The European Commission authorised on 19 May 2004 the placing on the
market of Syngenta's Bt11 genetically modified maize. However, despite
this decision the dispute brought before the World Trade Organization
(WTO), by Argentina, Canada and the US against the EU's de facto
moratorium on the approval of genetically modified organisms is still in
place and the Dispute Panel review continues as planned. The parties have
already presented their first submissions and participated on 2 June in
the first Panel hearing [GENET/HM: minutes not available yet].

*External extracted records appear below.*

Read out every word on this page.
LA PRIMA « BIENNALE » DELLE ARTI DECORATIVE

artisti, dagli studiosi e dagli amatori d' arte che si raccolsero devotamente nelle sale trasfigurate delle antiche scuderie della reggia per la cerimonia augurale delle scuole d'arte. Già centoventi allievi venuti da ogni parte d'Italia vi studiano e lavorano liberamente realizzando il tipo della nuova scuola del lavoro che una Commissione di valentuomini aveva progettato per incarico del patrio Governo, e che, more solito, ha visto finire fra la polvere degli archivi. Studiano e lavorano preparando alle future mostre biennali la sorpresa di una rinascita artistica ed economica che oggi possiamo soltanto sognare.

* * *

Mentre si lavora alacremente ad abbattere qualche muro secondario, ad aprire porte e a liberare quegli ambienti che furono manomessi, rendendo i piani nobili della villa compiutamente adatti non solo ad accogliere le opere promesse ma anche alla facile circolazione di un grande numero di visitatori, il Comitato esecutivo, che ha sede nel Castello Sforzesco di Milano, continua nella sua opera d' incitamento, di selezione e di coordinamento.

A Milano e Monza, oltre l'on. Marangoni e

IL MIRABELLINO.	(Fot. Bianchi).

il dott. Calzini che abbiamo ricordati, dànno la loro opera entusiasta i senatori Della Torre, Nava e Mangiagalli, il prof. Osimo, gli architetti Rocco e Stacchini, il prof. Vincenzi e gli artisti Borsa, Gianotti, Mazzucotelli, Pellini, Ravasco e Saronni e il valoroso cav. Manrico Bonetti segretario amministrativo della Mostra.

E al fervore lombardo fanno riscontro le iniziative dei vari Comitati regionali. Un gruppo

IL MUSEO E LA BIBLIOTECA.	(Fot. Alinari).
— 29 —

Two independent groups acting in the public interest are intervening in
the dispute settlement process by making submissions to the WTO Dispute
Panel in the form of amicus curiae (or "friend of the court") briefs.
While third parties can file "amicus curiae" there is no obligation on
the Panel to take their views into account. One of the amicus curiae has
been submitted by a trans-Atlantic group of expert academics and the
other one by an international coalition of 15 public interest groups from
Europe, the US, Canada, Argentina, Chile and India. The coalition of
interest groups claims the WTO should reject the challenge and recognise
the legitimate role of the EC and individual countries to establish
appropriate mechanisms to make decisions about the desirability of GMOs.
The coalition of scholars believes the role of the WTO Panel should be
one of reviewing the procedural adequacy of executive decision-making
processes in the various jurisdictions involved, rather than one of
arbitrating on the substantive merits of the individual risk assessments
themselves. The ruling of the WTO Panel is expected in early September.

While it has been claimed that the approval of the Bt11 GM maize ends the
EU's de facto moratorium, it does not imply that the WTO dispute is or
should be terminated. The WTO proceedings can be terminated either by (i)
the complainants request to suspend the proceedings or (ii) the parties
notification to the WTO Dispute Settlement Body that they have reached a
mutually satisfactory solution which puts an end to the dispute.

It is very likely that the complainants will proceed cautiously at first
and that they will not request the suspension or termination of the
proceedings until there are clear indications from the EU Member States
and European Commission that the requests for GMO authorisations which
are currently in the pipe-line will receive a positive response, meaning
that they will be able to be marketed in the EU.